Have you ever wondered why it is the duty of the clergy of so many sects to read the Divine Office—daily? Why the same affirmations of faith are repeated word for word in so many religious communities around the world—daily? Is it so difficult to remember that Allah is One or that Christ died for our sins that it must be reiterated at least once every day throughout life? Of course we know that these things aren’t in the least difficult to remember. And we know that the pious don’t go to church every Sunday because they’ve forgotten that Jesus loves them but rather because they’ve not forgotten that Jesus loves them. They want to hear it again and again and again and again. In some sense or other, they need to hear it again and again and again and again.

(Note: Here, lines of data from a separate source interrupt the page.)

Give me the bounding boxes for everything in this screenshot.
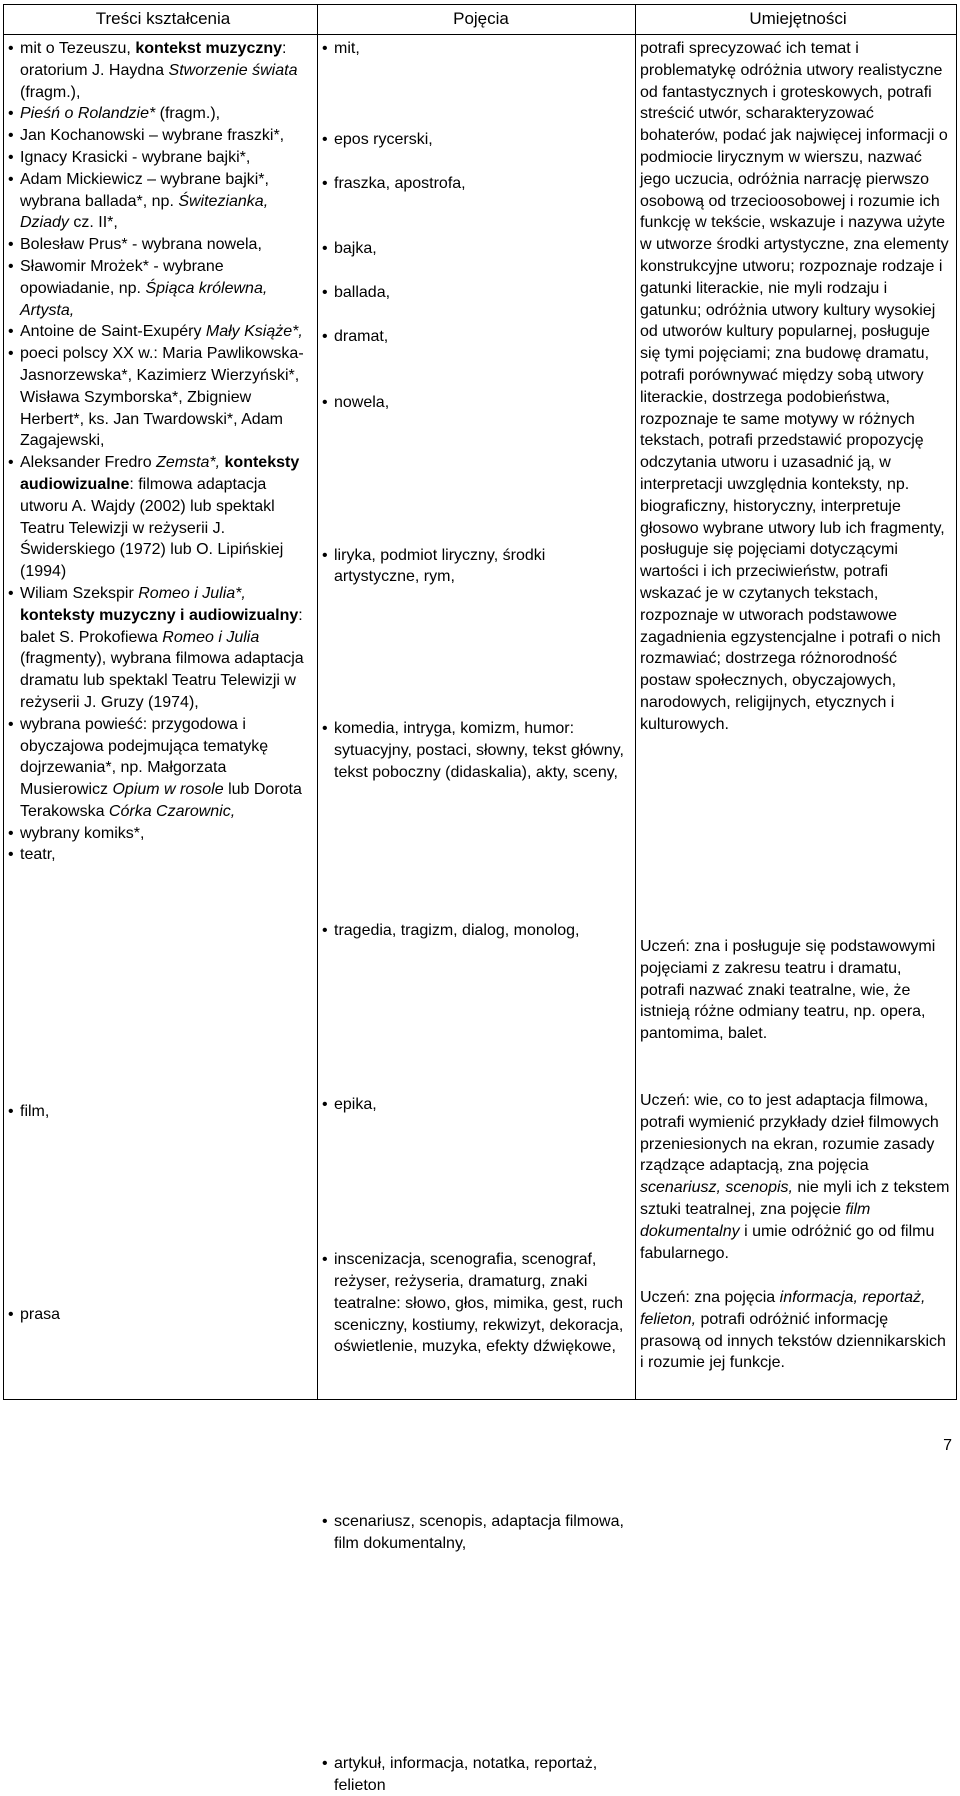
tresci-item: • wybrana powieść: przygodowa i obyczajowa podejmująca tematykę dojrzewania*, np. Małgorzata Musierowicz Opium w rosole lub Dorota Terakowska Córka Czarownic, <box>8 714 314 823</box>
tresci-column <box>8 38 314 1323</box>
tresci-item: • Wiliam Szekspir Romeo i Julia*, konteksty muzyczny i audiowizualny: balet S. Prokofiewa Romeo i Julia (fragmenty), wybrana filmowa adaptacja dramatu lub spektakl Teatru Telewizji w reżyserii J. Gruzy (1974), <box>8 583 314 714</box>
header-divider <box>4 34 956 35</box>
pojecie-item: • epika, <box>322 1094 628 1116</box>
pojecie-item: • bajka, <box>322 238 628 260</box>
pojecie-item: • dramat, <box>322 326 628 348</box>
header-umiejetnosci: Umiejętności <box>749 9 847 28</box>
header-tresci: Treści kształcenia <box>95 9 231 28</box>
umiejetnosci-block: potrafi sprecyzować ich temat i problematykę odróżnia utwory realistyczne od fantastycznych i groteskowych, potrafi streścić utwór, scharakteryzować bohaterów, podać jak najwięcej informacji o podmiocie lirycznym w wierszu, nazwać jego uczucia, odróżnia narrację pierwszo osobową od trzecioosobowej i rozumie ich funkcję w tekście, wskazuje i nazywa użyte w utworze środki artystyczne, zna elementy konstrukcyjne utworu; rozpoznaje rodzaje i gatunki literackie, nie myli rodzaju i gatunku; odróżnia utwory kultury wysokiej od utworów kultury popularnej, posługuje się tymi pojęciami; zna budowę dramatu, potrafi porównywać między sobą utwory literackie, dostrzega podobieństwa, rozpoznaje te same motywy w różnych tekstach, potrafi przedstawić propozycję odczytania utworu i uzasadnić ją, w interpretacji uwzględnia konteksty, np. biograficzny, historyczny, interpretuje głosowo wybrane utwory lub ich fragmenty, posługuje się pojęciami dotyczącymi wartości i ich przeciwieństw, potrafi wskazać je w czytanych tekstach, rozpoznaje w utworach podstawowe zagadnienia egzystencjalne i potrafi o nich rozmawiać; dostrzega różnorodność postaw społecznych, obyczajowych, narodowych, religijnych, etycznych i kulturowych. <box>640 40 949 733</box>
column-divider-2 <box>635 5 636 1399</box>
tresci-item: • Bolesław Prus* - wybrana nowela, <box>8 234 314 256</box>
pojecie-item: • fraszka, apostrofa, <box>322 173 628 195</box>
tresci-item: • wybrany komiks*, <box>8 823 314 845</box>
umiejetnosci-block: Uczeń: zna i posługuje się podstawowymi pojęciami z zakresu teatru i dramatu, potrafi nazwać znaki teatralne, wie, że istnieją różne odmiany teatru, np. opera, pantomima, balet. <box>640 938 936 1043</box>
pojecie-item: • ballada, <box>322 282 628 304</box>
pojecie-item: • mit, <box>322 38 628 60</box>
curriculum-table <box>3 4 957 1794</box>
tresci-item: • Adam Mickiewicz – wybrane bajki*, wybrana ballada*, np. Świtezianka, Dziady cz. II*, <box>8 169 314 234</box>
tresci-item: • film, <box>8 1101 314 1123</box>
pojecie-item: • artykuł, informacja, notatka, reportaż, felieton <box>322 1753 628 1796</box>
column-divider-1 <box>317 5 318 1399</box>
pojecie-item: • epos rycerski, <box>322 129 628 151</box>
tresci-item: • Sławomir Mrożek* - wybrane opowiadanie, np. Śpiąca królewna, Artysta, <box>8 256 314 321</box>
tresci-item: • prasa <box>8 1304 314 1326</box>
pojecie-item: • nowela, <box>322 392 628 414</box>
tresci-item: • Ignacy Krasicki - wybrane bajki*, <box>8 147 314 169</box>
tresci-item: • mit o Tezeuszu, kontekst muzyczny: oratorium J. Haydna Stworzenie świata (fragm.), <box>8 38 314 103</box>
pojecie-item: • scenariusz, scenopis, adaptacja filmowa, film dokumentalny, <box>322 1511 628 1555</box>
tresci-item: • Antoine de Saint-Exupéry Mały Książe*, <box>8 321 314 343</box>
page-number: 7 <box>943 1437 952 1454</box>
pojecie-item: • liryka, podmiot liryczny, środki artystyczne, rym, <box>322 545 628 589</box>
header-pojecia: Pojęcia <box>453 9 509 28</box>
pojecie-item: • inscenizacja, scenografia, scenograf, reżyser, reżyseria, dramaturg, znaki teatralne: słowo, głos, mimika, gest, ruch sceniczny, kostiumy, rekwizyt, dekoracja, oświetlenie, muzyka, efekty dźwiękowe, <box>322 1249 628 1358</box>
tresci-item: • Aleksander Fredro Zemsta*, konteksty audiowizualne: filmowa adaptacja utworu A. Wajdy (2002) lub spektakl Teatru Telewizji w reżyserii J. Świderskiego (1972) lub O. Lipińskiej (1994) <box>8 452 314 583</box>
tresci-item: • teatr, <box>8 844 314 866</box>
umiejetnosci-block: Uczeń: wie, co to jest adaptacja filmowa, potrafi wymienić przykłady dzieł filmowych przeniesionych na ekran, rozumie zasady rządzące adaptacją, zna pojęcia scenariusz, scenopis, nie myli ich z tekstem sztuki teatralnej, zna pojęcie film dokumentalny i umie odróżnić go od filmu fabularnego. <box>640 1092 950 1262</box>
tresci-item: • Pieśń o Rolandzie* (fragm.), <box>8 103 314 125</box>
tresci-item: • poeci polscy XX w.: Maria Pawlikowska-Jasnorzewska*, Kazimierz Wierzyński*, Wisława Szymborska*, Zbigniew Herbert*, ks. Jan Twardowski*, Adam Zagajewski, <box>8 343 314 452</box>
pojecie-item: • komedia, intryga, komizm, humor: sytuacyjny, postaci, słowny, tekst główny, tekst poboczny (didaskalia), akty, sceny, <box>322 718 628 783</box>
pojecia-column <box>322 38 628 1794</box>
umiejetnosci-block: Uczeń: zna pojęcia informacja, reportaż, felieton, potrafi odróżnić informację prasową od innych tekstów dziennikarskich i rozumie jej funkcje. <box>640 1289 946 1372</box>
tresci-item: • Jan Kochanowski – wybrane fraszki*, <box>8 125 314 147</box>
pojecie-item: • tragedia, tragizm, dialog, monolog, <box>322 920 628 942</box>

They can live without hearing the laws of thermodynamics ten thousand times, but for some reason, they cannot live without hearing the laws of their gods ten thousand times.

Verily I say unto you … again and again and again

A few years ago, when I began speaking to audiences, I had the rather naive idea that it would be sufficient—indeed entirely sufficient—to say each thing exactly once. Only gradually did I understand that saying a thing once is tantamount to saying it not at all. It is indeed sufficient for people to hear the laws of thermodynamics once, and to understand that they’re written down somewhere, should they ever be needed again, but there are other truths, of a different human order, that must be enunciated again and again and again—in the same words and in different words: again and again and again.

As you know, I’ve not spoken at Der Bau before this night. Yet some of you may have heard me speak elsewhere, and you may say to yourselves, “Haven’t I heard him say these things in Salzburg or Dresden or Stuttgart or Prague or Wiesbaden?” The answer to that question is yes. And when Jesus spoke in Galilee, there were those who asked: “Didn’t I hear him say these things in Capernaum or Jerusalem or Judaea or Gennesaret or Caesarea Phillippi?” Of course they heard him say them in all these places. All the public statements attributed to Jesus in the gospels could be delivered in three hours or less, and if he didn’t repeat himself everywhere he went, then he was silent during ninety-nine percent of his public life.